There are few places held as dear as the place we call home. Years ago when I moved to a new community and home about 50 minutes away I mourned the loss of a home that brought so much joy and comfort. There were also bad times as well as some downright gut wrenching painful times there but I have chosen to remember the good ones in keeping with the “glass is half full” mantra.
[Photo Credit: The Pink Soapbox]
Leaving back then felt like my heart was being torn apart and like a death. It was the end of a chapter and it felt like having a warm cozy blanket ripped from around me that had provided warmth, security and comfort. ”That Old House” was in a great community with some neighbors that I will never be able to adequately thank for all they gave me during the tough days there and the good ones too. I think they ( or she) knows who she is.... She was a special person along with her family to me and my kids. They were like family back then as mine were many miles away and theirs across the Big Pond.
As the years have passed I periodically have driven back by it and always feel a lump in my throat as I would sit in the cul de sac just an extra minute thinking of how those bricks and that backyard shaped some of the most cherished memories raising my children. I can recall every nuance about the house in my mind as I mentally walk back through each room as I remember when I was living there. I think of bringing my son home from the hospital, an adored new chocolate labradoodle puppy , first days of preschool and kindergarten, Christmas parties, happy hour with friends, trips to the neighborhood park, the sandbox, the swing set with the dolphin, the tree house, a hammock in what I called “the Sherwood Forest” of the backyard, the screened in porch, the pumpkin carving on the back brick patio, the tea parties on the picnic table, sprinkler days, visits from aunts and cousins as well as remembering the very last night I slept in the house before we moved along with pulling away in my SUV filled to the brim with fragile pieces of my life that wouldn’t fit in to the moving van.

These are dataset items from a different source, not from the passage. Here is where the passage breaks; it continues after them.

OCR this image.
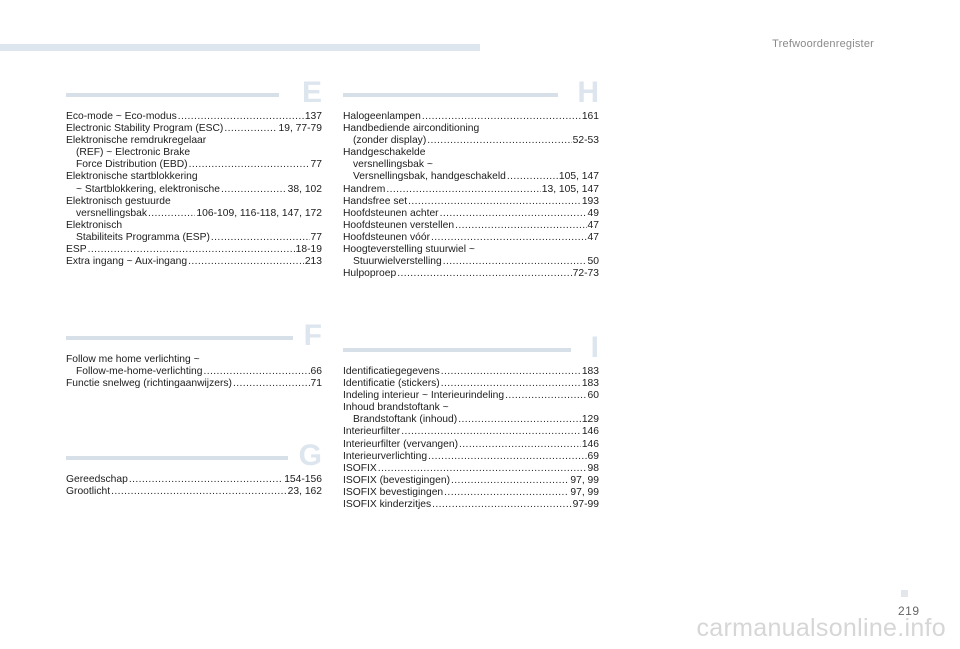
Trefwoordenregister
E
Eco-mode ~ Eco-modus .....	137
Electronic Stability Program (ESC) .....	19, 77-79
Elektronische remdrukregelaar
(REF) ~ Electronic Brake
Force Distribution (EBD) .....	77
Elektronische startblokkering
~ Startblokkering, elektronische .....	38, 102
Elektronisch gestuurde
versnellingsbak .....	106-109, 116-118, 147, 172
Elektronisch
Stabiliteits Programma (ESP) .....	77
ESP .....	18-19
Extra ingang ~ Aux-ingang .....	213
F
Follow me home verlichting ~
Follow-me-home-verlichting .....	66
Functie snelweg (richtingaanwijzers) .....	71
G
Gereedschap .....	154-156
Grootlicht .....	23, 162
H
Halogeenlampen .....	161
Handbediende airconditioning
(zonder display) .....	52-53
Handgeschakelde
versnellingsbak ~
Versnellingsbak, handgeschakeld .....	105, 147
Handrem .....	13, 105, 147
Handsfree set .....	193
Hoofdsteunen achter .....	49
Hoofdsteunen verstellen .....	47
Hoofdsteunen vóór .....	47
Hoogteverstelling stuurwiel ~
Stuurwielverstelling .....	50
Hulpoproep .....	72-73
I
Identificatiegegevens .....	183
Identificatie (stickers) .....	183
Indeling interieur ~ Interieurindeling .....	60
Inhoud brandstoftank ~
Brandstoftank (inhoud) .....	129
Interieurfilter .....	146
Interieurfilter (vervangen) .....	146
Interieurverlichting .....	69
ISOFIX .....	98
ISOFIX (bevestigingen) .....	97, 99
ISOFIX bevestigingen .....	97, 99
ISOFIX kinderzitjes .....	97-99
219
carmanualsonline.info
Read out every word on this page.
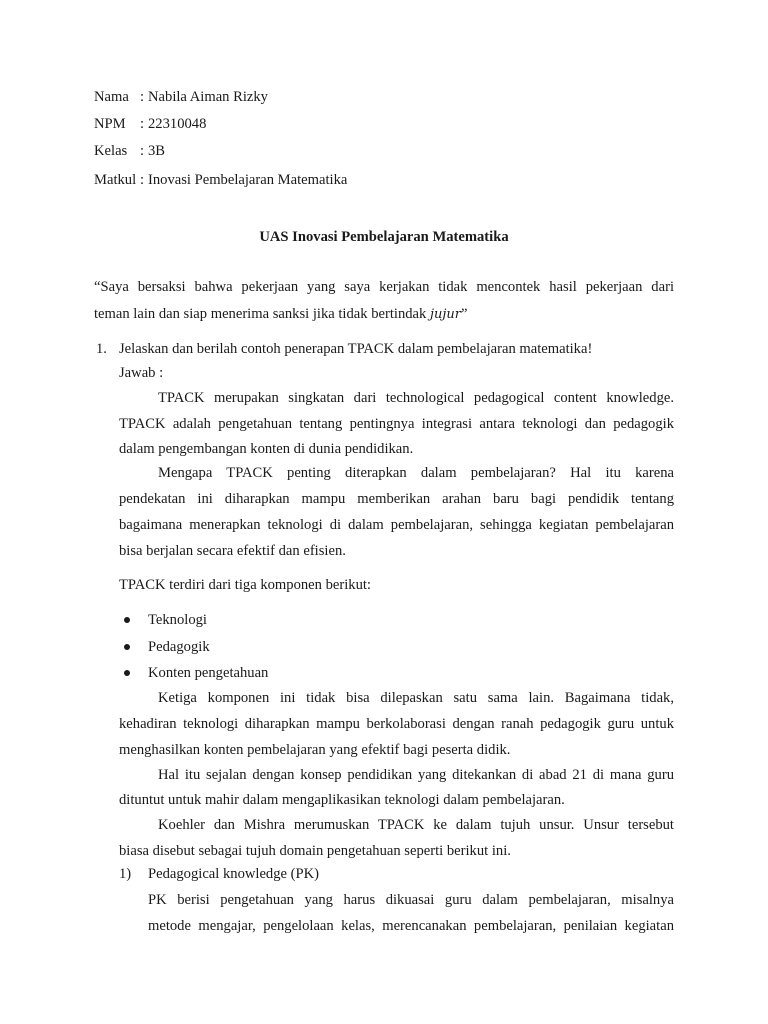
Nama : Nabila Aiman Rizky
NPM : 22310048
Kelas : 3B
Matkul : Inovasi Pembelajaran Matematika
UAS Inovasi Pembelajaran Matematika
“Saya bersaksi bahwa pekerjaan yang saya kerjakan tidak mencontek hasil pekerjaan dari
teman lain dan siap menerima sanksi jika tidak bertindak jujur”
1. Jelaskan dan berilah contoh penerapan TPACK dalam pembelajaran matematika!
Jawab :
TPACK merupakan singkatan dari technological pedagogical content knowledge.
TPACK adalah pengetahuan tentang pentingnya integrasi antara teknologi dan pedagogik
dalam pengembangan konten di dunia pendidikan.
Mengapa TPACK penting diterapkan dalam pembelajaran? Hal itu karena
pendekatan ini diharapkan mampu memberikan arahan baru bagi pendidik tentang
bagaimana menerapkan teknologi di dalam pembelajaran, sehingga kegiatan pembelajaran
bisa berjalan secara efektif dan efisien.
TPACK terdiri dari tiga komponen berikut:
Teknologi
Pedagogik
Konten pengetahuan
Ketiga komponen ini tidak bisa dilepaskan satu sama lain. Bagaimana tidak,
kehadiran teknologi diharapkan mampu berkolaborasi dengan ranah pedagogik guru untuk
menghasilkan konten pembelajaran yang efektif bagi peserta didik.
Hal itu sejalan dengan konsep pendidikan yang ditekankan di abad 21 di mana guru
dituntut untuk mahir dalam mengaplikasikan teknologi dalam pembelajaran.
Koehler dan Mishra merumuskan TPACK ke dalam tujuh unsur. Unsur tersebut
biasa disebut sebagai tujuh domain pengetahuan seperti berikut ini.
1) Pedagogical knowledge (PK)
PK berisi pengetahuan yang harus dikuasai guru dalam pembelajaran, misalnya
metode mengajar, pengelolaan kelas, merencanakan pembelajaran, penilaian kegiatan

Sometimes when I am having a bad day I feel the urge to go by there and want to just put my hand on my old house to connect to the good times but of course I can’t. When I first tried to sell it several years ago the housing market was still reeling from the fallout of 2008. However, when I finally did accept an offer to sell I remember crying the entire way to the closing. There was a part of me that was never fully able to completely let it go and I wonder if the new owners found the love and comfort in it that I did.

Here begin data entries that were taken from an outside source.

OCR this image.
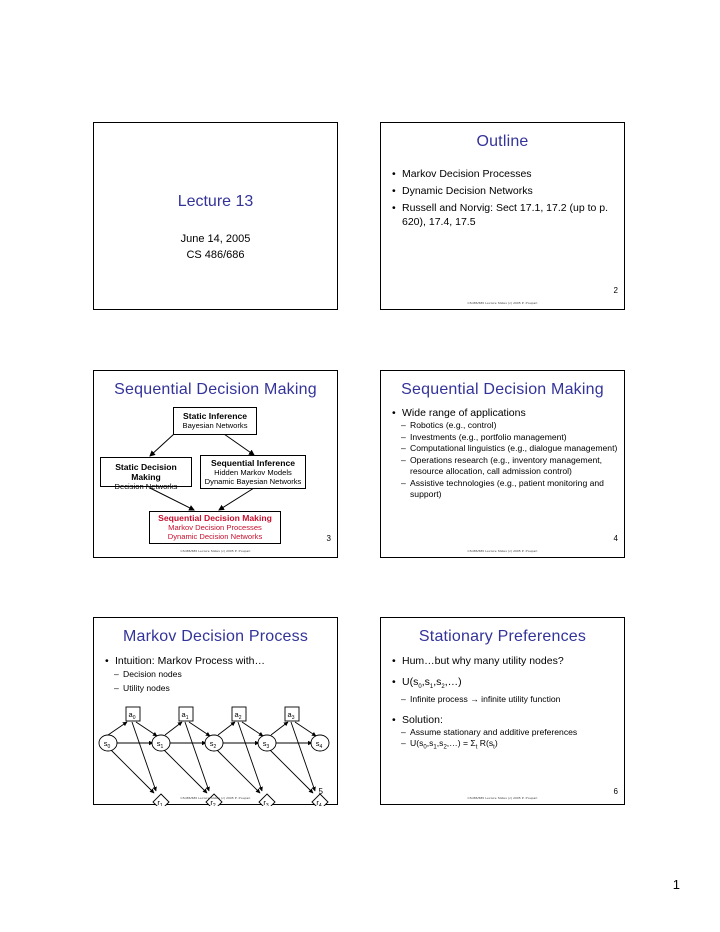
Lecture 13
June 14, 2005
CS 486/686
Outline
• Markov Decision Processes
• Dynamic Decision Networks
• Russell and Norvig: Sect 17.1, 17.2 (up to p. 620), 17.4, 17.5
2
CS486/686 Lecture Slides (c) 2005 P. Poupart
Sequential Decision Making
Static Inference
Bayesian Networks
Static Decision Making
Decision Networks
Sequential Inference
Hidden Markov Models
Dynamic Bayesian Networks
Sequential Decision Making
Markov Decision Processes
Dynamic Decision Networks	3
CS486/686 Lecture Slides (c) 2005 P. Poupart
Sequential Decision Making
• Wide range of applications
– Robotics (e.g., control)
– Investments (e.g., portfolio management)
– Computational linguistics (e.g., dialogue management)
– Operations research (e.g., inventory management, resource allocation, call admission control)
– Assistive technologies (e.g., patient monitoring and support)
4
CS486/686 Lecture Slides (c) 2005 P. Poupart
Markov Decision Process
• Intuition: Markov Process with…
– Decision nodes
– Utility nodes
$a_0$	$a_1$	$a_2$	$a_3$
$s_0$	$s_1$	$s_2$	$s_3$	$s_4$
$r_1$	$r_2$	$r_3$	$r_4$
5
CS486/686 Lecture Slides (c) 2005 P. Poupart
Stationary Preferences
• Hum…but why many utility nodes?
• $U(s_0,s_1,s_2,\dots)$
– Infinite process → infinite utility function
• Solution:
– Assume stationary and additive preferences
– $U(s_0,s_1,s_2,\dots) = \Sigma_t$ $R(s_t)$
6
CS486/686 Lecture Slides (c) 2005 P. Poupart
1
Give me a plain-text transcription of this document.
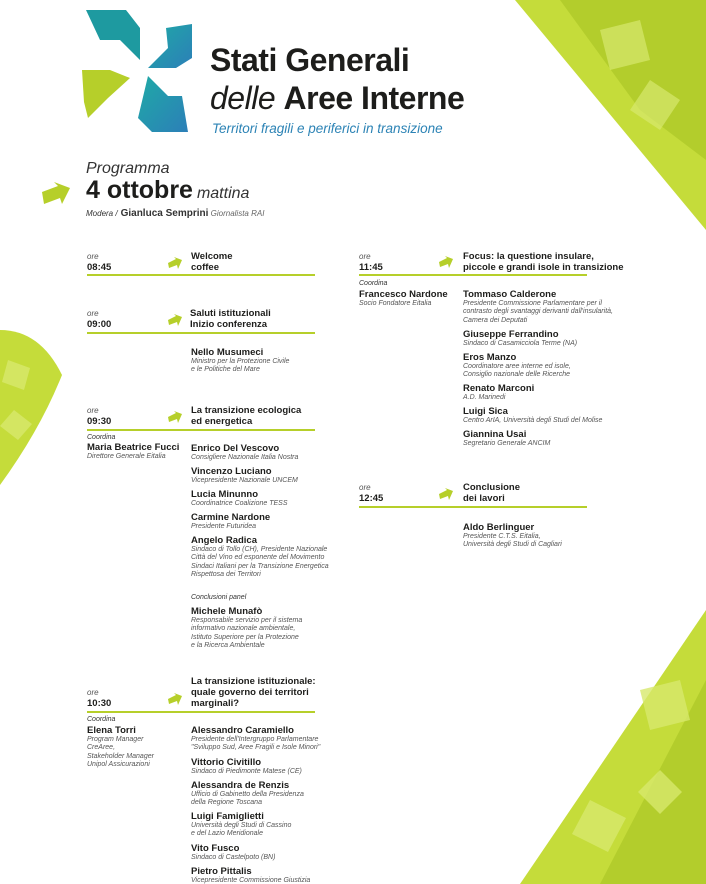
Stati Generali
delle Aree Interne
Territori fragili e periferici in transizione
Programma
4 ottobre mattina
Modera / Gianluca Semprini Giornalista RAI
ore
08:45
Welcome
coffee
ore
09:00
Saluti istituzionali
Inizio conferenza
Nello Musumeci
Ministro per la Protezione Civile
e le Politiche del Mare
ore
09:30
La transizione ecologica
ed energetica
Coordina
Maria Beatrice Fucci
Direttore Generale Eitalia
Enrico Del Vescovo
Consigliere Nazionale Italia Nostra
Vincenzo Luciano
Vicepresidente Nazionale UNCEM
Lucia Minunno
Coordinatrice Coalizione TESS
Carmine Nardone
Presidente Futuridea
Angelo Radica
Sindaco di Tollo (CH), Presidente Nazionale
Città del Vino ed esponente del Movimento
Sindaci Italiani per la Transizione Energetica
Rispettosa dei Territori
Conclusioni panel
Michele Munafò
Responsabile servizio per il sistema
informativo nazionale ambientale,
Istituto Superiore per la Protezione
e la Ricerca Ambientale
ore
10:30
La transizione istituzionale:
quale governo dei territori
marginali?
Coordina
Elena Torri
Program Manager
CreAree,
Stakeholder Manager
Unipol Assicurazioni
Alessandro Caramiello
Presidente dell'Intergruppo Parlamentare
"Sviluppo Sud, Aree Fragili e Isole Minori"
Vittorio Civitillo
Sindaco di Piedimonte Matese (CE)
Alessandra de Renzis
Ufficio di Gabinetto della Presidenza
della Regione Toscana
Luigi Famiglietti
Università degli Studi di Cassino
e del Lazio Meridionale
Vito Fusco
Sindaco di Castelpoto (BN)
Pietro Pittalis
Vicepresidente Commissione Giustizia
ore
11:45
Focus: la questione insulare,
piccole e grandi isole in transizione
Coordina
Francesco Nardone
Socio Fondatore Eitalia
Tommaso Calderone
Presidente Commissione Parlamentare per il
contrasto degli svantaggi derivanti dall'insularità,
Camera dei Deputati
Giuseppe Ferrandino
Sindaco di Casamicciola Terme (NA)
Eros Manzo
Coordinatore aree interne ed isole,
Consiglio nazionale delle Ricerche
Renato Marconi
A.D. Marinedi
Luigi Sica
Centro ArIA, Università degli Studi del Molise
Giannina Usai
Segretario Generale ANCIM
ore
12:45
Conclusione
dei lavori
Aldo Berlinguer
Presidente C.T.S. Eitalia,
Università degli Studi di Cagliari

It will always be a piece of me and few other places have ever really felt quite as cozy as that home on Gifford Drive. I know both of my kids still cherish the days spent there and the friends they made that shaped such an important part of their lives. I hope one day they can take their families back there and tell them how special it was to them. Through them, all the good memories will live on forever in their hearts just as they still do in mine.